4.2.3 server unresponsive after high IOWait%

Team,

We have issue with one of lower environment, deployed community version with 4.2.3. The server crashes when the IOWait% increases there is spikes in CPU as well. Once log file shows for every write insert takes roughly more than 30000ms to 40000ms. The read query for count with indexed scan takes roughly 20000ms. Sometime the write operation and read operation execution happens with 0ms. During spike in IOwait%, we see another warning message with server status is very slow. We don’t see much memory and CPU utilization but the IOWait% continuous to increase and server becomes unresponsive. We discussed with dev team to optimize the read and write operation, but i am not sure if its disk issue/slow queries/RAM addition.

Following are the iostat snapshot.

%iowait: 25  mongod process: 0.3 cpu% | 2.2 mem%
%iowait: 12  mongod: %cpu: 0.3 |  %ram: 2.2
%iowait 37.48  mongod: %cpu: .3 |  %ram: 2.2

Insert Query

2020-06-25T12:13:39.322+0000 I  COMMAND  [conn64] command ns.collecitionname command: insert { insert: "collectionname", ordered: true, $db: "xxx" } ninserted:1 keysInserted:19 numYields:0 reslen:45 locks:{ ParallelBatchWriterMode: { acquireCount: { r: 1 } }, ReplicationStateTransition: { acquireCount: { w: 1 } }, Global: { acquireCount: { w: 1 } }, Database: { acquireCount: { w: 1 } }, Collection: { acquireCount: { w: 1 } }, Mutex: { acquireCount: { r: 2 } } } flowControl:{ acquireCount: 1 } storage:{ data: { bytesRead: 15367, timeReadingMicros: 81871983 } } protocol:op_msg 81872ms

read Query

2020-06-24T14:02:52.424+0000 I  COMMAND  [conn25] command ns.collectionanme command: count { count: "collectionanme", query: { header.eventId: "da03d290-32ca-45ce-a3fb-0262b0ad96f2", _class: { $in: [ "com.charter.serviceactivation.milestone.model.Event" ] } }, limit: 1, $db: "MileStones" } planSummary: IXSCAN { header.eventId: 1 } keysExamined:0 docsExamined:0 numYields:0 queryHash:4DDDD3A7 planCacheKey:51072020 reslen:45 locks:{ ReplicationStateTransition: { acquireCount: { w: 1 } }, Global: { acquireCount: { r: 1 } }, Database: { acquireCount: { r: 1 } }, Collection: { acquireCount: { r: 1 } }, Mutex: { acquireCount: { r: 1 } } } storage:{ data: { bytesRead: 14345, timeReadingMicros: 30327760 } } protocol:op_msg 30327ms

2020-06-25T16:00:18.740+0000 I  COMMAND  [ftdc] serverStatus was very slow: { after basic: 0, after asserts: 0, after connections: 0, after electionMetrics: 0, after extra_info: 0, after flowControl: 0, after globalLock: 0, after locks: 0, after logicalSessionRecordCache: 0, after network: 0, after opLatencies: 0, after opReadConcernCounters: 0, after opcounters: 0, after opcountersRepl: 0, after oplogTruncation: 0, after repl: 0, after security: 0, after storageEngine: 0, after tcmalloc: 0, after trafficRecording: 0, after transactions: 0, after transportSecurity: 0, after twoPhaseCommitCoordinator: 0, after wiredTiger: 0, at end: 74739 } 

Highly appreciated if someone help on this issue.

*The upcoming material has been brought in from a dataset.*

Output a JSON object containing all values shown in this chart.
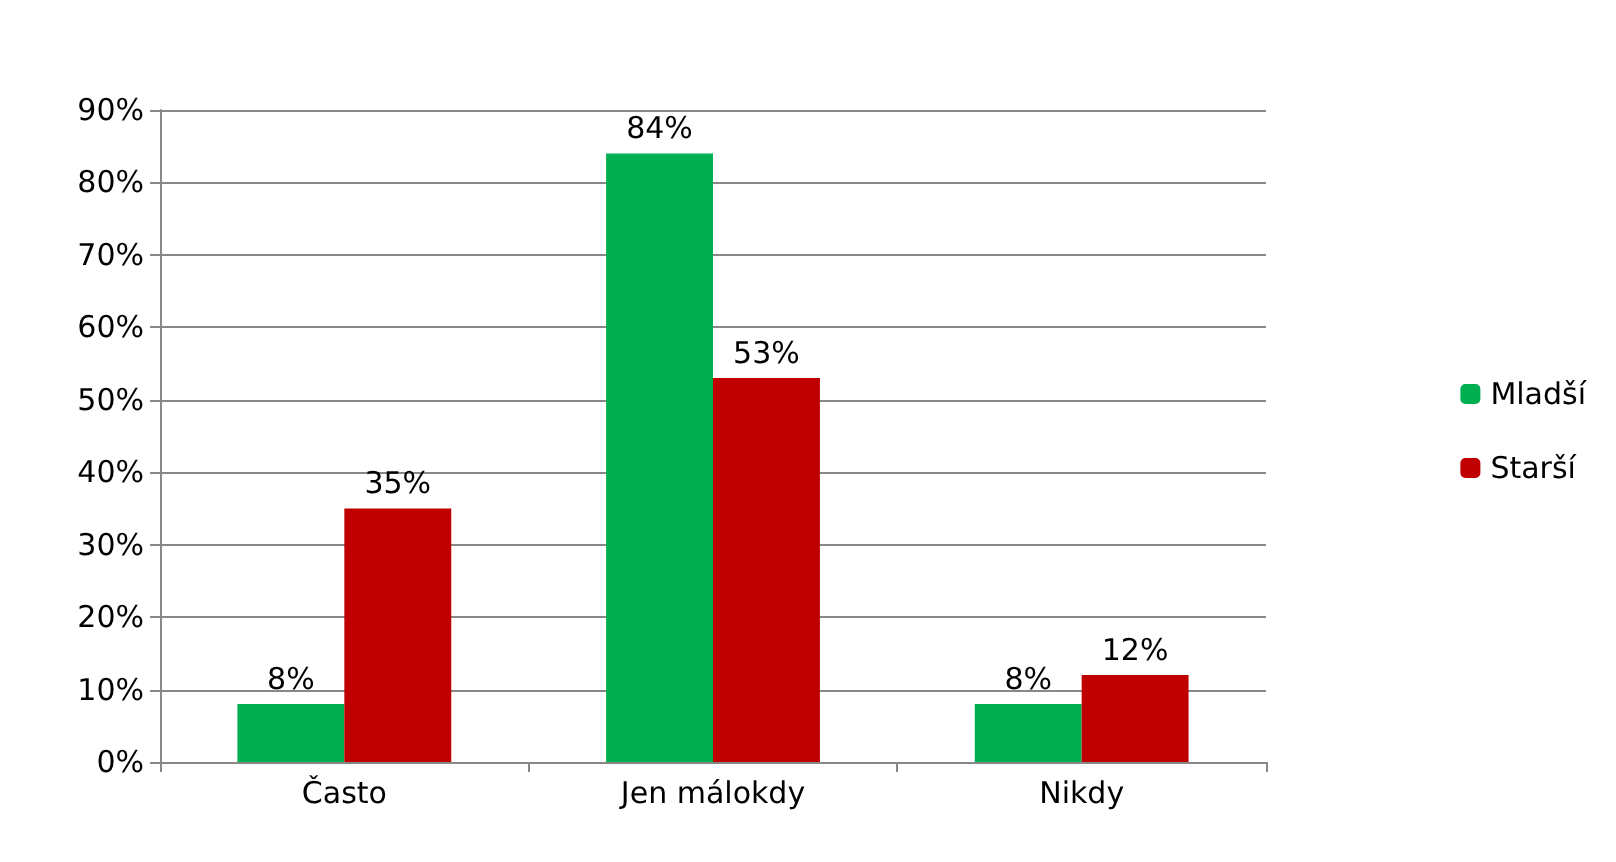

Certainly looks like you have a bottleneck on your storage, this could be due to failure or underprovisioning of iops.

How are you deployed? bare metal, virtual machine, cloud provider, etc
What storage are you using? Local disk, network storage, SSD, spinning disk, any raid invovled etc.
Have you checked for failed or failing disks?